The QEPrize launched a Create the Trophy competition for young people aged 16 to 24, with the fi nalists’ designs prototyped using 3D printing. The winner was Jennifer Leggett, whose tree-like trophy design symbolises the growth of engineering and represents the way in which all areas of engineering are interlinked

PRIZE BACKGROUND

The Queen Elizabeth Prize for Engineering (QEPrize) was launched in November 2011 with a mission to identify, reward and celebrate an engineer, or engineers, responsible for an outstanding advance in engineering, that has proved of global benefit to humanity. Awarded every other year, the winner (or winners) of the £1 million prize, can be of any nationality

The QEPrize is the result of a growing realisation in the worlds of business, engineering and policy of the need for a pioneering initiative based in the UK to focus attention on engineering worldwide.

The QEPrize is funded by corporate donors. The prize funds are managed by the trustees of the QEPrize Foundation, an independent charitable company supported by the Royal Academy of Engineering, chaired by Lord Browne of Madingley FREng FRS. The Royal Academy of Engineering delivers the prize on behalf of the foundation.

The QEPrize aims to raise the international public profile of engineering and inspire new generations of engineers, particularly women, to take up the challenges of the future. It sets out to achieve this by celebrating stories of engineering success, and telling the stories of the individuals involved.
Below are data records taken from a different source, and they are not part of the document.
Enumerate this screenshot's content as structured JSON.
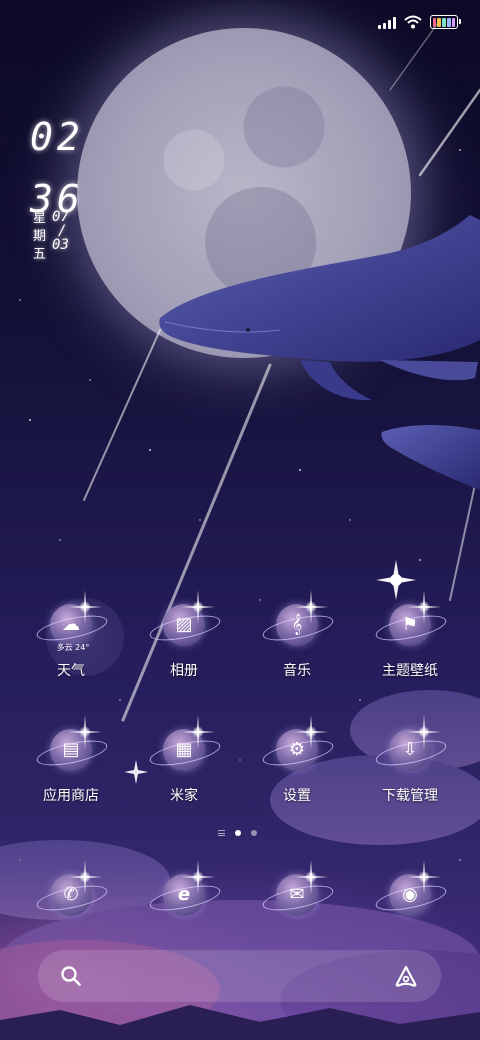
{
  "status_bar": {
    "battery_colors": [
      "#f06a8e",
      "#f3c24f",
      "#7fe0c9",
      "#9fb7ff",
      "#d49bff"
    ]
  },
  "clock": {
    "hour": "02",
    "minute": "36",
    "weekday_chars": [
      "星",
      "期",
      "五"
    ],
    "month": "07",
    "separator": "/",
    "day": "03"
  },
  "apps": [
    {
      "label": "天气",
      "icon": "weather-icon",
      "glyph": "☁"
    },
    {
      "label": "相册",
      "icon": "gallery-icon",
      "glyph": "▨"
    },
    {
      "label": "音乐",
      "icon": "music-icon",
      "glyph": "𝄞"
    },
    {
      "label": "主题壁纸",
      "icon": "theme-flag-icon",
      "glyph": "⚑"
    },
    {
      "label": "应用商店",
      "icon": "app-store-icon",
      "glyph": "▤"
    },
    {
      "label": "米家",
      "icon": "smart-home-gift-icon",
      "glyph": "▦"
    },
    {
      "label": "设置",
      "icon": "settings-gear-icon",
      "glyph": "⚙"
    },
    {
      "label": "下载管理",
      "icon": "download-icon",
      "glyph": "⇩"
    }
  ],
  "weather": {
    "condition": "多云",
    "temperature": "24°"
  },
  "dock": [
    {
      "icon": "phone-icon",
      "glyph": "✆"
    },
    {
      "icon": "browser-icon",
      "glyph": "e"
    },
    {
      "icon": "messages-icon",
      "glyph": "✉"
    },
    {
      "icon": "camera-icon",
      "glyph": "◉"
    }
  ],
  "page_indicator": {
    "pages": 2,
    "current": 1
  },
  "search": {
    "left_icon": "search-icon",
    "right_icon": "assistant-icon"
  }
}
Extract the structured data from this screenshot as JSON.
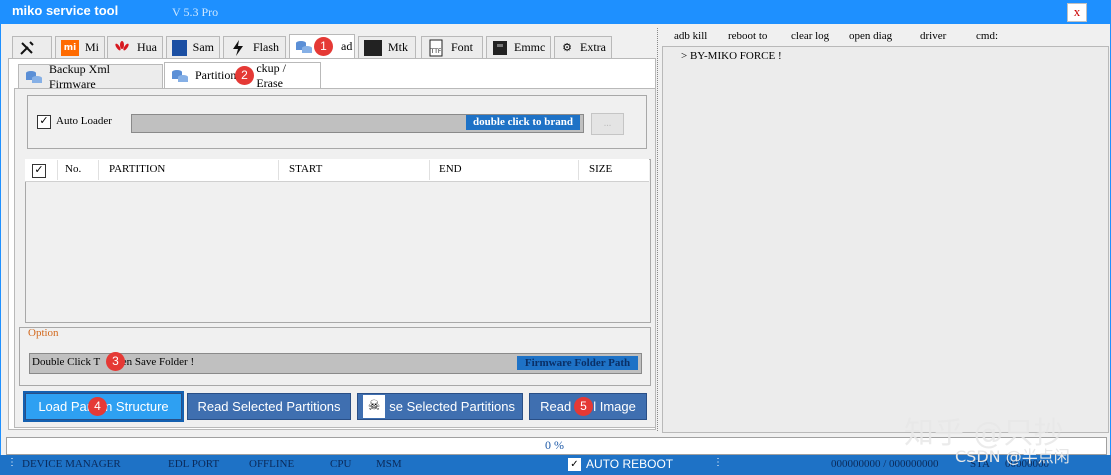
{
  "window": {
    "title": "miko service tool",
    "version": "V 5.3 Pro",
    "close_label": "x"
  },
  "main_tabs": [
    {
      "label": "",
      "icon": "wrench-icon"
    },
    {
      "label": "Mi",
      "icon": "mi-logo-icon"
    },
    {
      "label": "Hua",
      "icon": "huawei-logo-icon"
    },
    {
      "label": "Sam",
      "icon": "samsung-logo-icon"
    },
    {
      "label": "Flash",
      "icon": "lightning-icon"
    },
    {
      "label": "ad",
      "icon": "database-icon"
    },
    {
      "label": "Mtk",
      "icon": "chip-icon"
    },
    {
      "label": "Font",
      "icon": "font-file-icon"
    },
    {
      "label": "Emmc",
      "icon": "emmc-chip-icon"
    },
    {
      "label": "Extra",
      "icon": "gear-icon"
    }
  ],
  "sub_tabs": [
    {
      "label": "Backup Xml Firmware"
    },
    {
      "label": "Partition",
      "label_tail": "ckup / Erase"
    }
  ],
  "loader": {
    "checkbox_mark": "✓",
    "label": "Auto Loader",
    "brand_hint": "double click to brand",
    "folder_button": "..."
  },
  "table": {
    "check_mark": "✓",
    "columns": [
      "No.",
      "PARTITION",
      "START",
      "END",
      "SIZE"
    ]
  },
  "option": {
    "label": "Option",
    "path_text_a": "Double Click T",
    "path_text_b": "pen Save Folder !",
    "path_badge": "Firmware Folder Path"
  },
  "actions": {
    "load_a": "Load Par",
    "load_b": "n Structure",
    "read_selected": "Read Selected Partitions",
    "erase_tail": "se Selected Partitions",
    "read_a": "Read",
    "read_b": "l Image"
  },
  "badges": [
    "1",
    "2",
    "3",
    "4",
    "5"
  ],
  "log": {
    "menu": [
      "adb kill",
      "reboot to",
      "clear log",
      "open diag",
      "driver",
      "cmd:"
    ],
    "lines": [
      "> BY-MIKO FORCE !"
    ]
  },
  "progress": {
    "text": "0  %"
  },
  "status": {
    "device_manager": "DEVICE MANAGER",
    "edl_port": "EDL PORT",
    "offline": "OFFLINE",
    "cpu": "CPU",
    "msm": "MSM",
    "auto_reboot_check": "✓",
    "auto_reboot": "AUTO REBOOT",
    "counter": "000000000  /  000000000",
    "sta": "STA",
    "tail": "00000000"
  },
  "watermark": {
    "line1": "知乎 @只抄",
    "line2": "CSDN @半点闲"
  }
}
The vision for the QEPrize is ‘Create the Future’ and the ambition of the prize is to make engineering “the number one career choice for all young people”. Public engagement activities designed to realise this ambition are already in place and will be further developed over the next few years.

ENGINEERING RECOGNITION

The development of the internet has been so rapid that it is no exaggeration to say that anyone born today, or in the past two decades, is really a child of the internet. A third of the people in the world today use the internet and these five prize-winners continue to be its active guardians. And yet for all of this impact, and their continuing involvement in the internet, the Prize is the first recognition of their combined engineering achievements. These five visionary engineers, never before honoured together as a group, led the key developments that shaped the internet and web as a coherent system and brought them into public use. Cerf, when responding to the news that he was sharing the prize, exclaimed: “The geeks are winning”.
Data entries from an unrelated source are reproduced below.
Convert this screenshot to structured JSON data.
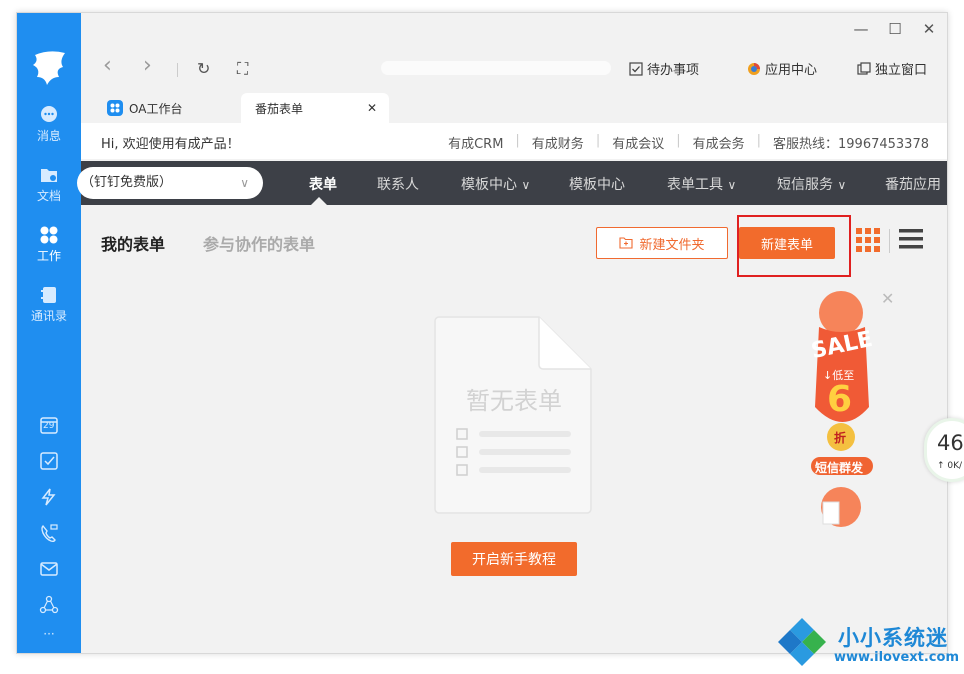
{
  "window": {
    "controls": {
      "minimize": "—",
      "maximize": "☐",
      "close": "✕"
    }
  },
  "rail": {
    "items": [
      {
        "label": "消息",
        "icon": "chat-bubble-icon"
      },
      {
        "label": "文档",
        "icon": "folder-icon"
      },
      {
        "label": "工作",
        "icon": "apps-grid-icon"
      },
      {
        "label": "通讯录",
        "icon": "contacts-book-icon"
      }
    ],
    "bottom_icons": [
      "calendar-29-icon",
      "checkbox-icon",
      "lightning-icon",
      "phone-video-icon",
      "mail-icon",
      "share-nodes-icon",
      "more-dots-icon"
    ],
    "calendar_day": "29",
    "more": "···",
    "accent": "#1f8ef0"
  },
  "toolbar": {
    "back": "‹",
    "forward": "›",
    "refresh": "↻",
    "fullscreen": "⛶",
    "todo_label": "待办事项",
    "app_center_label": "应用中心",
    "standalone_label": "独立窗口"
  },
  "tabs": [
    {
      "label": "OA工作台",
      "active": false
    },
    {
      "label": "番茄表单",
      "active": true,
      "close": "✕"
    }
  ],
  "welcome": {
    "greeting": "Hi, 欢迎使用有成产品！",
    "links": [
      "有成CRM",
      "有成财务",
      "有成会议",
      "有成会务"
    ],
    "hotline": "客服热线：19967453378"
  },
  "nav": {
    "plan": "（钉钉免费版）",
    "items": [
      {
        "label": "表单",
        "active": true
      },
      {
        "label": "联系人"
      },
      {
        "label": "模板中心",
        "dropdown": true
      },
      {
        "label": "模板中心"
      },
      {
        "label": "表单工具",
        "dropdown": true
      },
      {
        "label": "短信服务",
        "dropdown": true
      },
      {
        "label": "番茄应用"
      }
    ],
    "dropdown_glyph": "∨"
  },
  "content": {
    "tab_mine": "我的表单",
    "tab_collab": "参与协作的表单",
    "new_folder": "新建文件夹",
    "new_form": "新建表单",
    "empty_text": "暂无表单",
    "tutorial": "开启新手教程",
    "accent": "#f26b2c"
  },
  "promo": {
    "sale": "SALE",
    "low": "↓低至",
    "discount": "6",
    "unit": "折",
    "sms": "短信群发",
    "close": "✕"
  },
  "speed_widget": {
    "value": "46",
    "sub": "↑ 0K/"
  },
  "watermark": {
    "text": "小小系统迷",
    "url": "www.ilovext.com"
  }
}
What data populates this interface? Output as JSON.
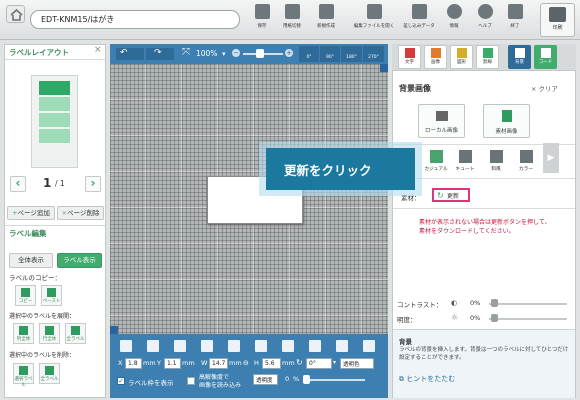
{
  "toolbar": {
    "title": "EDT-KNM15/はがき",
    "buttons": [
      {
        "label": "保存",
        "icon": "save-icon"
      },
      {
        "label": "用紙切替",
        "icon": "paper-switch-icon"
      },
      {
        "label": "新規作成",
        "icon": "new-file-icon"
      },
      {
        "label": "編集ファイルを開く",
        "icon": "open-file-icon"
      },
      {
        "label": "差し込みデータ",
        "icon": "merge-data-icon"
      },
      {
        "label": "情報",
        "icon": "info-icon"
      },
      {
        "label": "ヘルプ",
        "icon": "help-icon"
      },
      {
        "label": "終了",
        "icon": "exit-icon"
      }
    ],
    "print_label": "印刷"
  },
  "left": {
    "layout_title": "ラベルレイアウト",
    "page_current": "1",
    "page_total": "/ 1",
    "add_page": "ページ追加",
    "delete_page": "ページ削除",
    "edit_title": "ラベル編集",
    "show_all": "全体表示",
    "show_label": "ラベル表示",
    "copy_title": "ラベルのコピー：",
    "copy_btns": [
      "コピー",
      "ペースト"
    ],
    "expand_title": "選択中のラベルを展開：",
    "expand_btns": [
      "列全体",
      "行全体",
      "全ラベル"
    ],
    "delete_title": "選択中のラベルを削除：",
    "delete_btns": [
      "選択ラベル",
      "全ラベル"
    ]
  },
  "canvas": {
    "zoom": "100%",
    "rotate": [
      "0°",
      "90°",
      "180°",
      "270°"
    ],
    "x_label": "X",
    "x_value": "1.8",
    "y_label": "Y",
    "y_value": "1.1",
    "unit": "mm",
    "w_label": "W",
    "w_value": "14.7",
    "h_label": "H",
    "h_value": "5.6",
    "angle": "0°",
    "transparent_color": "透明色",
    "frame_label": "ラベル枠を表示",
    "hires_line1": "高解像度で",
    "hires_line2": "画像を読み込み",
    "opacity_label": "透明度",
    "opacity_value": "0",
    "opacity_unit": "%"
  },
  "right": {
    "tabs": [
      "文字",
      "画像",
      "図形",
      "罫線",
      "背景",
      "コード"
    ],
    "section_title": "背景画像",
    "clear": "クリア",
    "local_image": "ローカル画像",
    "material_image": "素材画像",
    "categories": [
      "カジュアル",
      "キュート",
      "和風",
      "カラー"
    ],
    "material_label": "素材：",
    "update": "更新",
    "warning": "素材が表示されない場合は更新ボタンを押して、素材をダウンロードしてください。",
    "contrast_label": "コントラスト：",
    "contrast_value": "0%",
    "brightness_label": "明度：",
    "brightness_value": "0%",
    "hint_title": "背景",
    "hint_text": "ラベルの背景を挿入します。背景は一つのラベルに対してひとつだけ設定することができます。",
    "hide_hint": "ヒントをたたむ"
  },
  "callout": "更新をクリック",
  "colors": {
    "accent_green": "#41ac6e",
    "canvas_blue": "#3c7fb0",
    "callout_blue": "#1b79a0",
    "warning_red": "#c41a3b"
  }
}
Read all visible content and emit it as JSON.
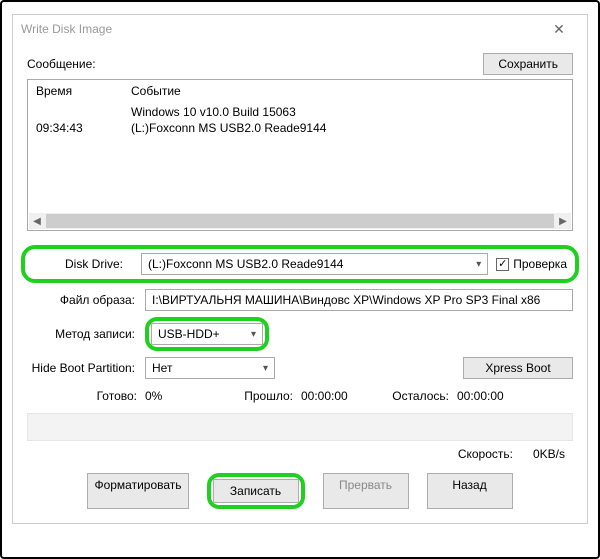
{
  "window": {
    "title": "Write Disk Image",
    "close_glyph": "✕"
  },
  "labels": {
    "message": "Сообщение:",
    "save": "Сохранить",
    "time_header": "Время",
    "event_header": "Событие",
    "disk_drive": "Disk Drive:",
    "verify": "Проверка",
    "image_file": "Файл образа:",
    "write_method": "Метод записи:",
    "hide_boot": "Hide Boot Partition:",
    "xpress_boot": "Xpress Boot",
    "ready": "Готово:",
    "elapsed": "Прошло:",
    "remaining": "Осталось:",
    "speed": "Скорость:"
  },
  "log": {
    "rows": [
      {
        "time": "",
        "event": "Windows 10 v10.0 Build 15063"
      },
      {
        "time": "09:34:43",
        "event": "(L:)Foxconn MS  USB2.0 Reade9144"
      }
    ]
  },
  "fields": {
    "disk_drive_value": "(L:)Foxconn MS  USB2.0 Reade9144",
    "verify_checked": "✓",
    "image_file_value": "I:\\ВИРТУАЛЬНЯ МАШИНА\\Виндовс ХР\\Windows XP Pro SP3 Final x86",
    "write_method_value": "USB-HDD+",
    "hide_boot_value": "Нет"
  },
  "progress": {
    "percent": "0%",
    "elapsed_value": "00:00:00",
    "remaining_value": "00:00:00",
    "speed_value": "0KB/s"
  },
  "buttons": {
    "format": "Форматировать",
    "write": "Записать",
    "abort": "Прервать",
    "back": "Назад"
  },
  "glyphs": {
    "left": "◀",
    "right": "▶",
    "down": "▾"
  }
}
Professor Reinhard Hüttl, President of the German Academy of Science and Engineering and Scientific Director of the German Research Centre for Geosciences, who was one of the jury members, described the impact of the five engineers’ work on science, using the example of earth science, which, he said is no longer imaginable without the World Wide Web: “Modern early warning systems such as the Tsunami Early Warning System are based on an extremely fast data processing and, in particular, data transfer.” He went on to say, “But also the rapid development in modern geosciences is based … on the fact that huge data amounts are, nowadays, available globally and within a minimum of time for the science community worldwide.”
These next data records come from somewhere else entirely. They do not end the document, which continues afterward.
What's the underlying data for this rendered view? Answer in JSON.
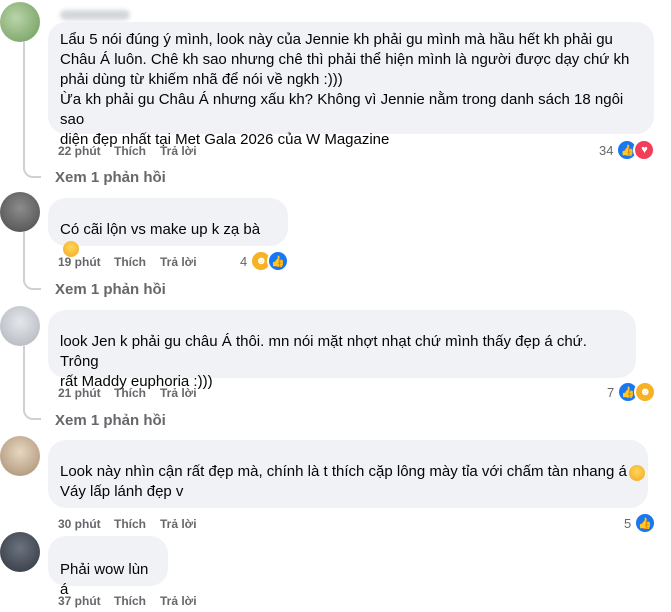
{
  "comments": [
    {
      "text": "Lẩu 5 nói đúng ý mình, look này của Jennie kh phải gu mình mà hầu hết kh phải gu\nChâu Á luôn. Chê kh sao nhưng chê thì phải thể hiện mình là người được dạy chứ kh\nphải dùng từ khiếm nhã để nói về ngkh :)))\nỪa kh phải gu Châu Á nhưng xấu kh? Không vì Jennie nằm trong danh sách 18 ngôi sao\ndiện đẹp nhất tại Met Gala 2026 của W Magazine",
      "time": "22 phút",
      "like_label": "Thích",
      "reply_label": "Trả lời",
      "reaction_count": "34",
      "replies_link": "Xem 1 phản hồi"
    },
    {
      "text": "Có cãi lộn vs make up k zạ bà",
      "time": "19 phút",
      "like_label": "Thích",
      "reply_label": "Trả lời",
      "reaction_count": "4",
      "replies_link": "Xem 1 phản hồi"
    },
    {
      "text": "look Jen k phải gu châu Á thôi. mn nói mặt nhợt nhạt chứ mình thấy đẹp á chứ. Trông\nrất Maddy euphoria :)))",
      "time": "21 phút",
      "like_label": "Thích",
      "reply_label": "Trả lời",
      "reaction_count": "7",
      "replies_link": "Xem 1 phản hồi"
    },
    {
      "text": "Look này nhìn cận rất đẹp mà, chính là t thích cặp lông mày tỉa với chấm tàn nhang á\nVáy lấp lánh đẹp v",
      "time": "30 phút",
      "like_label": "Thích",
      "reply_label": "Trả lời",
      "reaction_count": "5"
    },
    {
      "text": "Phải wow lùn á",
      "time": "37 phút",
      "like_label": "Thích",
      "reply_label": "Trả lời"
    }
  ],
  "icons": {
    "like": "like-reaction-icon",
    "love": "love-reaction-icon",
    "haha": "haha-reaction-icon",
    "eye_roll": "eye-roll-emoji",
    "celebrate": "raised-hands-emoji"
  },
  "colors": {
    "bubble": "#f0f2f5",
    "secondary_text": "#65676b",
    "like": "#1877f2",
    "love": "#f33e58",
    "haha": "#f7b125"
  }
}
Berners-Lee set out to deal with just this sort of scientific challenge when he launched his work on the presentation of scientific data at CERN. Two decades on, the five winners of the prize have every right to be as amazed as anyone by how the internet has changed the way we live.

The award to the winners of the first Queen Elizabeth Prize for Engineering says a lot about engineering. Unlike many other notable prizes, ‘breakthroughs’ in engineering aren’t just a case of a ‘eureka’ moment. You then have to make your contribution practicable and useful. This often takes as much creativity as the original research and requires a combination of different skills. Engineering is, by its very nature, a collaborative activity and the emergence of the internet and the web involved many teams of people all over the world. Kahn, Cerf, Pouzin, Berners-Lee and Andreessen all laid bricks in the foundations of what quickly became one of engineering’s most significant developments of modern times, an innovation that has spread more rapidly than any previous technological achievement.